Rien ne se perdait. Les peaux servaient de vêtements et de couvertures, les tendons de liens et de fil, la graisse alimentait les foyers et les lampes, les os et l'ivoire devenaient outils, armes et parures. Cette exploitation méticuleuse d'une carcasse, du muscle jusqu'au moindre fragment osseux, dénote une intelligence économique profonde, adaptée à un milieu où la moindre ressource comptait. On y devine une véritable chaîne opératoire, un ensemble de gestes appris et transmis de génération en génération, où chaque partie de l'animal trouvait son usage. Loin d'une prédation brutale, la chasse gravettienne relevait d'un savoir raffiné, patiemment accumulé au fil des millénaires.
Cette maîtrise cynégétique ne se limitait pas à la seule mise à mort. Elle englobait la connaissance fine du comportement animal, la lecture des traces et des saisons, le repérage des points de passage obligés lors des migrations.

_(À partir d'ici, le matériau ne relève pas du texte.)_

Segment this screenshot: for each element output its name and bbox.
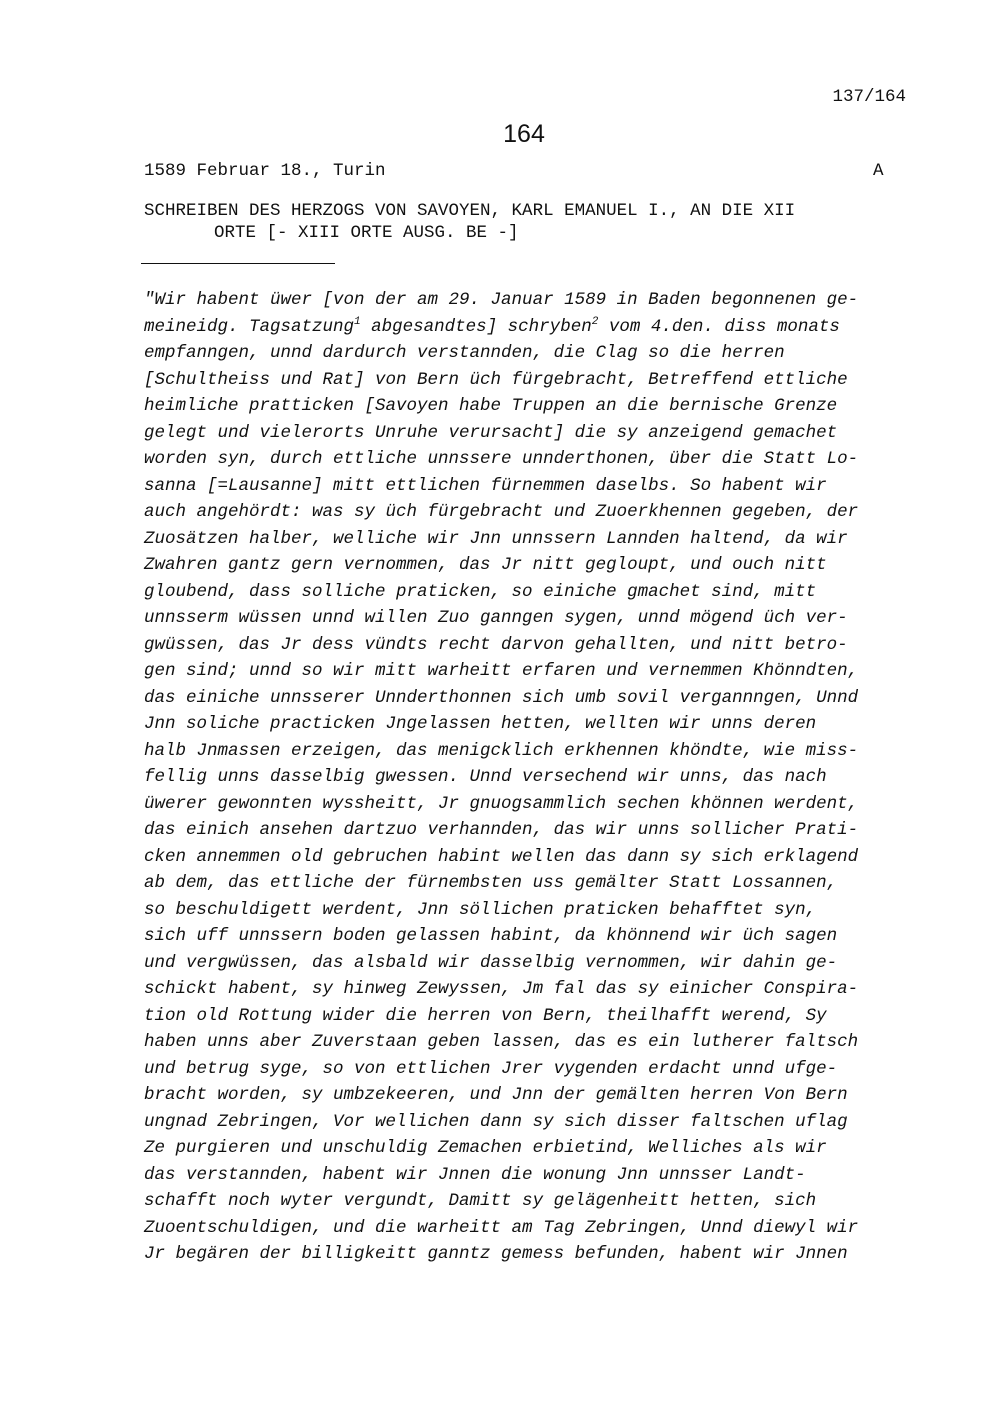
body-line: empfanngen, unnd dardurch verstannden, die Clag so die herren bbox=[144, 343, 785, 363]
body-line: Ze purgieren und unschuldig Zemachen erbietind, Welliches als wir bbox=[144, 1138, 827, 1158]
body-line: ab dem, das ettliche der fürnembsten uss gemälter Statt Lossannen, bbox=[144, 873, 838, 893]
body-line: "Wir habent üwer [von der am 29. Januar 1589 in Baden begonnenen ge- bbox=[144, 290, 859, 310]
body-line: Zuoentschuldigen, und die warheitt am Tag Zebringen, Unnd diewyl wir bbox=[144, 1217, 859, 1238]
body-line: [Schultheiss und Rat] von Bern üch fürgebracht, Betreffend ettliche bbox=[144, 369, 848, 390]
body-line: schafft noch wyter vergundt, Damitt sy gelägenheitt hetten, sich bbox=[144, 1191, 817, 1211]
document-heading bbox=[144, 200, 904, 244]
body-line-part: meineidg. Tagsatzung bbox=[144, 316, 355, 337]
body-line: gloubend, dass solliche praticken, so einiche gmachet sind, mitt bbox=[144, 581, 817, 602]
body-line bbox=[144, 314, 914, 341]
heading-line-2: ORTE [- XIII ORTE AUSG. BE -] bbox=[214, 223, 519, 243]
body-line: gelegt und vielerorts Unruhe verursacht] die sy anzeigend gemachet bbox=[144, 422, 838, 443]
body-line: bracht worden, sy umbzekeeren, und Jnn der gemälten herren Von Bern bbox=[144, 1085, 848, 1105]
body-line: tion old Rottung wider die herren von Bern, theilhafft werend, Sy bbox=[144, 1005, 827, 1026]
heading-line-1: SCHREIBEN DES HERZOGS VON SAVOYEN, KARL EMANUEL I., AN DIE XII bbox=[144, 201, 796, 221]
body-line: das verstannden, habent wir Jnnen die wonung Jnn unnsser Landt- bbox=[144, 1164, 806, 1185]
heading-divider bbox=[141, 263, 335, 264]
body-line: Jr begären der billigkeitt ganntz gemess befunden, habent wir Jnnen bbox=[144, 1244, 848, 1264]
page-reference: 137/164 bbox=[832, 87, 906, 107]
footnote-marker-1: 1 bbox=[354, 315, 361, 328]
body-line: unnsserm wüssen unnd willen Zuo ganngen sygen, unnd mögend üch ver- bbox=[144, 608, 848, 628]
body-line: Zwahren gantz gern vernommen, das Jr nitt gegloupt, und ouch nitt bbox=[144, 555, 827, 575]
body-line: cken annemmen old gebruchen habint wellen das dann sy sich erklagend bbox=[144, 846, 859, 867]
body-line: das einich ansehen dartzuo verhannden, das wir unns sollicher Prati- bbox=[144, 820, 859, 840]
body-line: Zuosätzen halber, welliche wir Jnn unnssern Lannden haltend, da wir bbox=[144, 528, 848, 549]
body-line: heimliche pratticken [Savoyen habe Truppen an die bernische Grenze bbox=[144, 396, 838, 416]
body-line: haben unns aber Zuverstaan geben lassen, das es ein lutherer faltsch bbox=[144, 1032, 859, 1052]
body-line: und betrug syge, so von ettlichen Jrer vygenden erdacht unnd ufge- bbox=[144, 1058, 838, 1079]
body-line: sich uff unnssern boden gelassen habint, da khönnend wir üch sagen bbox=[144, 926, 838, 946]
body-line: ungnad Zebringen, Vor wellichen dann sy sich disser faltschen uflag bbox=[144, 1111, 848, 1132]
body-line: üwerer gewonnten wyssheitt, Jr gnuogsammlich sechen khönnen werdent, bbox=[144, 793, 859, 814]
body-line-part: abgesandtes] schryben bbox=[360, 316, 592, 337]
body-line: halb Jnmassen erzeigen, das menigcklich erkhennen khöndte, wie miss- bbox=[144, 740, 859, 761]
body-line: fellig unns dasselbig gwessen. Unnd versechend wir unns, das nach bbox=[144, 767, 827, 787]
body-line: auch angehördt: was sy üch fürgebracht und Zuoerkhennen gegeben, der bbox=[144, 502, 859, 522]
body-line-part: vom 4.den. diss monats bbox=[598, 316, 840, 337]
version-marker: A bbox=[873, 161, 884, 181]
body-line: gwüssen, das Jr dess vündts recht darvon gehallten, und nitt betro- bbox=[144, 634, 848, 655]
body-line: Jnn soliche practicken Jngelassen hetten, wellten wir unns deren bbox=[144, 714, 817, 734]
body-line: gen sind; unnd so wir mitt warheitt erfaren und vernemmen Khönndten, bbox=[144, 661, 859, 681]
letter-body bbox=[144, 287, 914, 1268]
body-line: das einiche unnsserer Unnderthonnen sich umb sovil vergannngen, Unnd bbox=[144, 687, 859, 708]
body-line: so beschuldigett werdent, Jnn söllichen praticken behafftet syn, bbox=[144, 899, 817, 920]
document-number: 164 bbox=[503, 120, 545, 148]
body-line: worden syn, durch ettliche unnssere unnderthonen, über die Statt Lo- bbox=[144, 449, 859, 469]
body-line: schickt habent, sy hinweg Zewyssen, Jm fal das sy einicher Conspira- bbox=[144, 979, 859, 999]
date-place-line: 1589 Februar 18., Turin bbox=[144, 161, 386, 181]
body-line: und vergwüssen, das alsbald wir dasselbig vernommen, wir dahin ge- bbox=[144, 952, 838, 973]
body-line: sanna [=Lausanne] mitt ettlichen fürnemmen daselbs. So habent wir bbox=[144, 475, 827, 496]
footnote-marker-2: 2 bbox=[591, 315, 599, 328]
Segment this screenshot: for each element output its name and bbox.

Les chasseurs gravettiens savaient sans doute où et quand intercepter les hardes de rennes traversant une rivière, où guetter les chevaux venant s'abreuver, comment isoler une bête d'un troupeau. Cette science du territoire, transmise oralement et par l'exemple, constituait un capital immatériel aussi précieux que les armes de silex, et sa perte aurait été fatale au groupe. Derrière chaque tableau de chasse retrouvé par les archéologues se devine ainsi tout un monde de savoirs, de gestes et de décisions collectives.

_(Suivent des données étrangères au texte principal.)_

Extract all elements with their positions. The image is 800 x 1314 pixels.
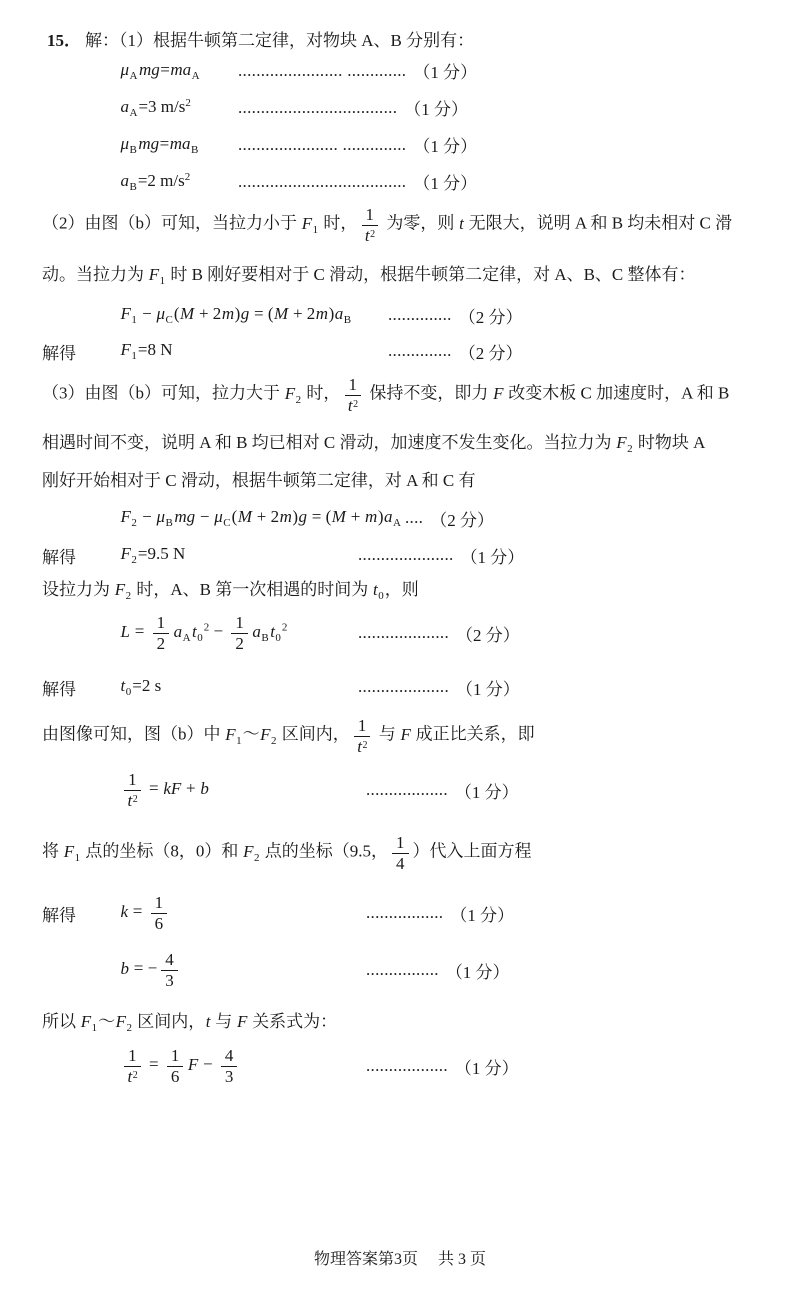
score-label: （1 分） [404, 100, 468, 119]
dots-leader: ..................... [358, 545, 454, 564]
paragraph-line [42, 368, 772, 422]
paragraph-text: （2）由图（b）可知，当拉力小于 $F_1$ 时， $\frac{1}{t^2}$ 为零，则 t 无限大，说明 A 和 B 均未相对 C 滑 [42, 205, 733, 245]
score-label: （1 分） [413, 174, 478, 193]
equation: $F_2=9.5$ N [120, 544, 186, 566]
paragraph-line [42, 422, 772, 460]
dots-leader: .................. [366, 780, 448, 799]
equation: $\frac{1}{t^2}$ = $\frac{1}{6}$ F − $\frac{4}{3}$ [120, 1046, 366, 1085]
score-label: （1 分） [413, 63, 478, 82]
equation: $a_B=2$ $m/s^2$ [120, 170, 191, 193]
solution-row [42, 334, 772, 368]
score-label: （2 分） [458, 307, 523, 327]
dots-leader: .............. [388, 305, 452, 324]
paragraph-text: 刚好开始相对于 C 滑动，根据牛顿第二定律，对 A 和 C 有 [42, 470, 476, 490]
equation-row [42, 942, 772, 998]
equation-row [42, 126, 772, 163]
equation: $a_A=3$ $m/s^2$ [120, 96, 191, 119]
dots-leader: ................. [366, 903, 444, 922]
score-label: （1 分） [413, 137, 478, 156]
equation: $\mu_Bmg=ma_B$ [120, 133, 199, 156]
score-label: （1 分） [454, 1058, 519, 1078]
dots-leader: .................... [358, 677, 449, 696]
paragraph-text: 动。当拉力为 $F_1$ 时 B 刚好要相对于 C 滑动，根据牛顿第二定律，对 A、B、C 整体有： [42, 264, 696, 287]
equation: L = $\frac{1}{2}$ $a_At_0^2$ − $\frac{1}{2}$ $a_Bt_0^2$ [120, 613, 288, 653]
equation-row [42, 758, 772, 822]
equation: $F_1 - \mu_C(M + 2m)g = (M + 2m)a_B$ [120, 304, 352, 326]
paragraph-text: 相遇时间不变，说明 A 和 B 均已相对 C 滑动，加速度不发生变化。当拉力为 $F_2$ 时物块 A [42, 432, 706, 455]
paragraph-text: 由图像可知，图（b）中 $F_1\sim F_2$ 区间内， $\frac{1}{t^2}$ 与 F 成正比关系，即 [42, 716, 535, 756]
solve-label: 解得 [42, 343, 76, 363]
equation-row [42, 496, 772, 540]
paragraph-text: 将 $F_1$ 点的坐标（8，0）和 $F_2$ 点的坐标（9.5， $\frac{1}{4}$ ）代入上面方程 [42, 833, 532, 873]
dots-leader: ....................... ............. [238, 60, 407, 80]
dots-leader: ................................... [238, 97, 398, 117]
solution-row [42, 660, 772, 714]
score-label: （2 分） [458, 343, 523, 363]
equation: $F_1=8$ N [120, 340, 173, 362]
equation: $F_2 - \mu_Bmg - \mu_C(M + 2m)g = (M + m)a_A$ [120, 507, 401, 529]
paragraph-text: 设拉力为 $F_2$ 时，A、B 第一次相遇的时间为 $t_0$，则 [42, 579, 419, 602]
dots-leader: .................. [366, 1056, 448, 1075]
dots-leader: ................ [366, 960, 439, 979]
equation-row [42, 1042, 772, 1090]
dots-leader: .... [405, 508, 424, 527]
dots-leader: ..................................... [238, 171, 407, 191]
equation: b = − $\frac{4}{3}$ [120, 950, 366, 989]
footer-total-pages: 共 3 页 [438, 1251, 487, 1268]
score-label: （1 分） [456, 679, 520, 699]
question-number: 15． [47, 30, 81, 50]
dots-leader: .............. [388, 341, 452, 360]
score-label: （1 分） [445, 962, 510, 982]
equation-row [42, 89, 772, 126]
dots-leader: ...................... .............. [238, 134, 407, 154]
paragraph-line [42, 200, 772, 250]
dots-leader: .................... [358, 623, 449, 642]
paragraph-text: （3）由图（b）可知，拉力大于 $F_2$ 时， $\frac{1}{t^2}$ 保持不变，即力 F 改变木板 C 加速度时，A 和 B [42, 375, 730, 415]
solve-label: 解得 [42, 547, 76, 567]
paragraph-text: 所以 $F_1\sim F_2$ 区间内，t 与 F 关系式为： [42, 1011, 338, 1034]
solve-label: 解得 [42, 905, 76, 925]
equation-row [42, 296, 772, 334]
paragraph-line [42, 250, 772, 296]
score-label: （1 分） [454, 782, 519, 802]
paragraph-line [42, 714, 772, 758]
score-label: （1 分） [450, 905, 515, 925]
equation-row [42, 606, 772, 660]
equation-row [42, 52, 772, 89]
equation-row [42, 163, 772, 200]
equation: $t_0=2$ s [120, 676, 162, 698]
equation: k = $\frac{1}{6}$ [120, 893, 366, 932]
score-label: （2 分） [430, 510, 494, 530]
page-footer [0, 1246, 800, 1269]
question-title [47, 24, 772, 52]
paragraph-line [42, 460, 772, 496]
equation: $\mu_Amg=ma_A$ [120, 59, 200, 82]
solution-row [42, 540, 772, 570]
score-label: （2 分） [456, 625, 520, 645]
paragraph-line [42, 998, 772, 1042]
solve-label: 解得 [42, 679, 76, 699]
score-label: （1 分） [460, 547, 525, 567]
footer-page-label: 物理答案第3页 [313, 1251, 418, 1268]
equation: $\frac{1}{t^2}$ = kF + b [120, 770, 366, 809]
question-title-text: 解：（1）根据牛顿第二定律，对物块 A、B 分别有： [85, 30, 475, 50]
paragraph-line [42, 822, 772, 884]
solution-row [42, 884, 772, 942]
paragraph-line [42, 570, 772, 606]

Bâtir avec des géants : les huttes en os de mammouth
Si l'on devait retenir une image forte de l'habitat gravettien, ce serait celle des huttes en os de mammouth. Dans les grandes plaines dépourvues d'arbres de l'Europe centrale et orientale, où le bois de construction manquait cruellement, les chasseurs eurent recours à la matière première la plus abondante et la plus impressionnante à leur disposition : les ossements de leurs proies. Sur plusieurs sites, on a mis au jour des structures circulaires ou ovales bâties d'un empilement méthodique de crânes, de mandibules, d'os longs et de défenses de mammouths, agencés avec un soin qui trahit une véritable architecture.

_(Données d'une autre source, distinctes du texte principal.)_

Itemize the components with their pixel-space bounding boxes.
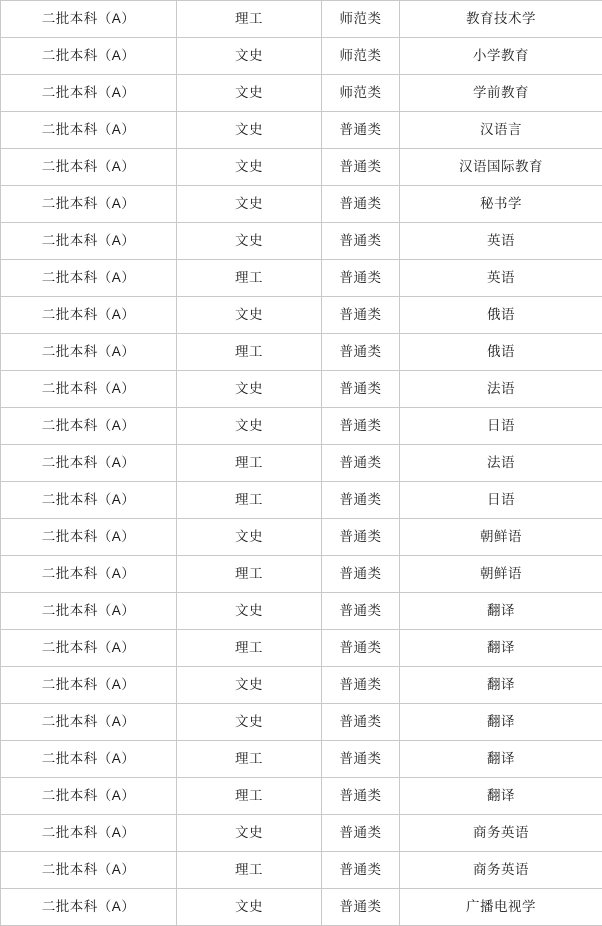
cell-major: 俄语 bbox=[400, 297, 602, 334]
cell-type: 普通类 bbox=[322, 334, 400, 371]
cell-type: 普通类 bbox=[322, 593, 400, 630]
cell-category: 文史 bbox=[177, 223, 322, 260]
cell-batch: 二批本科（A） bbox=[1, 1, 177, 38]
cell-type: 普通类 bbox=[322, 149, 400, 186]
cell-type: 普通类 bbox=[322, 889, 400, 926]
cell-major: 日语 bbox=[400, 408, 602, 445]
cell-type: 师范类 bbox=[322, 75, 400, 112]
cell-batch: 二批本科（A） bbox=[1, 815, 177, 852]
cell-major: 翻译 bbox=[400, 593, 602, 630]
cell-major: 汉语国际教育 bbox=[400, 149, 602, 186]
cell-category: 文史 bbox=[177, 112, 322, 149]
table-row bbox=[1, 593, 602, 630]
cell-category: 文史 bbox=[177, 297, 322, 334]
table-body bbox=[1, 1, 602, 926]
table-row bbox=[1, 260, 602, 297]
table-row bbox=[1, 667, 602, 704]
table-row bbox=[1, 371, 602, 408]
cell-major: 教育技术学 bbox=[400, 1, 602, 38]
table-row bbox=[1, 408, 602, 445]
cell-category: 理工 bbox=[177, 630, 322, 667]
cell-category: 理工 bbox=[177, 334, 322, 371]
cell-batch: 二批本科（A） bbox=[1, 297, 177, 334]
table-row bbox=[1, 630, 602, 667]
cell-category: 理工 bbox=[177, 778, 322, 815]
cell-batch: 二批本科（A） bbox=[1, 482, 177, 519]
cell-type: 普通类 bbox=[322, 223, 400, 260]
cell-major: 朝鲜语 bbox=[400, 519, 602, 556]
cell-major: 日语 bbox=[400, 482, 602, 519]
table-row bbox=[1, 482, 602, 519]
cell-type: 普通类 bbox=[322, 778, 400, 815]
cell-major: 法语 bbox=[400, 445, 602, 482]
cell-batch: 二批本科（A） bbox=[1, 371, 177, 408]
cell-type: 普通类 bbox=[322, 815, 400, 852]
table-row bbox=[1, 334, 602, 371]
cell-type: 普通类 bbox=[322, 445, 400, 482]
cell-type: 普通类 bbox=[322, 371, 400, 408]
cell-type: 普通类 bbox=[322, 556, 400, 593]
cell-category: 文史 bbox=[177, 519, 322, 556]
cell-batch: 二批本科（A） bbox=[1, 667, 177, 704]
cell-type: 普通类 bbox=[322, 112, 400, 149]
cell-type: 普通类 bbox=[322, 186, 400, 223]
cell-type: 普通类 bbox=[322, 852, 400, 889]
cell-major: 俄语 bbox=[400, 334, 602, 371]
cell-type: 普通类 bbox=[322, 704, 400, 741]
table-row bbox=[1, 223, 602, 260]
table-row bbox=[1, 112, 602, 149]
cell-batch: 二批本科（A） bbox=[1, 75, 177, 112]
cell-major: 商务英语 bbox=[400, 815, 602, 852]
table-row bbox=[1, 741, 602, 778]
cell-major: 翻译 bbox=[400, 704, 602, 741]
cell-batch: 二批本科（A） bbox=[1, 852, 177, 889]
cell-major: 广播电视学 bbox=[400, 889, 602, 926]
cell-major: 翻译 bbox=[400, 630, 602, 667]
table-row bbox=[1, 445, 602, 482]
cell-category: 理工 bbox=[177, 852, 322, 889]
cell-major: 小学教育 bbox=[400, 38, 602, 75]
cell-batch: 二批本科（A） bbox=[1, 778, 177, 815]
cell-major: 商务英语 bbox=[400, 852, 602, 889]
cell-type: 普通类 bbox=[322, 297, 400, 334]
cell-type: 普通类 bbox=[322, 408, 400, 445]
cell-type: 师范类 bbox=[322, 38, 400, 75]
cell-category: 文史 bbox=[177, 371, 322, 408]
cell-batch: 二批本科（A） bbox=[1, 112, 177, 149]
cell-major: 翻译 bbox=[400, 741, 602, 778]
cell-batch: 二批本科（A） bbox=[1, 334, 177, 371]
cell-type: 师范类 bbox=[322, 1, 400, 38]
cell-batch: 二批本科（A） bbox=[1, 260, 177, 297]
cell-batch: 二批本科（A） bbox=[1, 704, 177, 741]
cell-category: 文史 bbox=[177, 889, 322, 926]
cell-batch: 二批本科（A） bbox=[1, 186, 177, 223]
cell-type: 普通类 bbox=[322, 630, 400, 667]
cell-batch: 二批本科（A） bbox=[1, 556, 177, 593]
cell-category: 理工 bbox=[177, 445, 322, 482]
table-row bbox=[1, 186, 602, 223]
table-row bbox=[1, 556, 602, 593]
table-row bbox=[1, 1, 602, 38]
cell-category: 文史 bbox=[177, 186, 322, 223]
table-row bbox=[1, 297, 602, 334]
cell-major: 英语 bbox=[400, 223, 602, 260]
cell-major: 朝鲜语 bbox=[400, 556, 602, 593]
cell-category: 文史 bbox=[177, 704, 322, 741]
cell-category: 理工 bbox=[177, 1, 322, 38]
cell-type: 普通类 bbox=[322, 260, 400, 297]
table-row bbox=[1, 38, 602, 75]
cell-category: 文史 bbox=[177, 667, 322, 704]
cell-type: 普通类 bbox=[322, 741, 400, 778]
cell-batch: 二批本科（A） bbox=[1, 519, 177, 556]
cell-major: 学前教育 bbox=[400, 75, 602, 112]
cell-batch: 二批本科（A） bbox=[1, 889, 177, 926]
cell-major: 翻译 bbox=[400, 667, 602, 704]
cell-category: 文史 bbox=[177, 75, 322, 112]
cell-category: 理工 bbox=[177, 260, 322, 297]
cell-type: 普通类 bbox=[322, 667, 400, 704]
cell-category: 理工 bbox=[177, 482, 322, 519]
cell-category: 文史 bbox=[177, 38, 322, 75]
cell-major: 法语 bbox=[400, 371, 602, 408]
table-row bbox=[1, 704, 602, 741]
cell-batch: 二批本科（A） bbox=[1, 38, 177, 75]
table-row bbox=[1, 519, 602, 556]
cell-batch: 二批本科（A） bbox=[1, 408, 177, 445]
cell-batch: 二批本科（A） bbox=[1, 149, 177, 186]
cell-major: 汉语言 bbox=[400, 112, 602, 149]
cell-category: 文史 bbox=[177, 815, 322, 852]
cell-category: 文史 bbox=[177, 149, 322, 186]
table-row bbox=[1, 149, 602, 186]
cell-category: 文史 bbox=[177, 593, 322, 630]
table-row bbox=[1, 815, 602, 852]
cell-type: 普通类 bbox=[322, 519, 400, 556]
cell-type: 普通类 bbox=[322, 482, 400, 519]
cell-batch: 二批本科（A） bbox=[1, 593, 177, 630]
cell-major: 翻译 bbox=[400, 778, 602, 815]
table-row bbox=[1, 75, 602, 112]
cell-category: 理工 bbox=[177, 741, 322, 778]
table-row bbox=[1, 852, 602, 889]
cell-category: 理工 bbox=[177, 556, 322, 593]
table-row bbox=[1, 778, 602, 815]
cell-major: 秘书学 bbox=[400, 186, 602, 223]
cell-batch: 二批本科（A） bbox=[1, 630, 177, 667]
cell-batch: 二批本科（A） bbox=[1, 223, 177, 260]
table-row bbox=[1, 889, 602, 926]
cell-batch: 二批本科（A） bbox=[1, 741, 177, 778]
cell-category: 文史 bbox=[177, 408, 322, 445]
cell-batch: 二批本科（A） bbox=[1, 445, 177, 482]
cell-major: 英语 bbox=[400, 260, 602, 297]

Ces habitats spectaculaires se concentrent notamment à l'est : à Dolní Věstonice et Pavlov en Moravie, dans l'actuelle République tchèque, ainsi qu'à Kostenki en Russie et à Mezhyrich, également orthographié Mejiritch, dans la plaine russo-ukrainienne. Autour et à l'intérieur de ces structures, les fouilleurs ont dégagé des foyers, des fosses de stockage exploitant le gel du sol, et de véritables ateliers où l'on taillait la pierre, travaillait l'os et l'ivoire. On devine des campements durables, occupés de façon récurrente, où se déroulait toute une vie sociale et technique, avec ses zones spécialisées, ses aires de travail et ses espaces domestiques.
La signification exacte de ces empilements d'os fait encore débat. Servaient-ils uniquement de charpente pour soutenir des couvertures de peaux, formant de solides tentes hivernales capables de résister aux vents glaciaux ? Avaient-ils aussi une dimension symbolique, un statut particulier lié au mammouth, animal dominant de ce monde et sans doute chargé d'une signification qui dépassait sa seule valeur alimentaire ? Les deux hypothèses ne s'excluent pas. Ce qui est certain, c'est l'ampleur du travail : rassembler, transporter et agencer des dizaines d'ossements de plusieurs dizaines de kilos chacun représentait un effort collectif considérable, signe d'une organisation sociale aboutie et d'une planification de longue haleine.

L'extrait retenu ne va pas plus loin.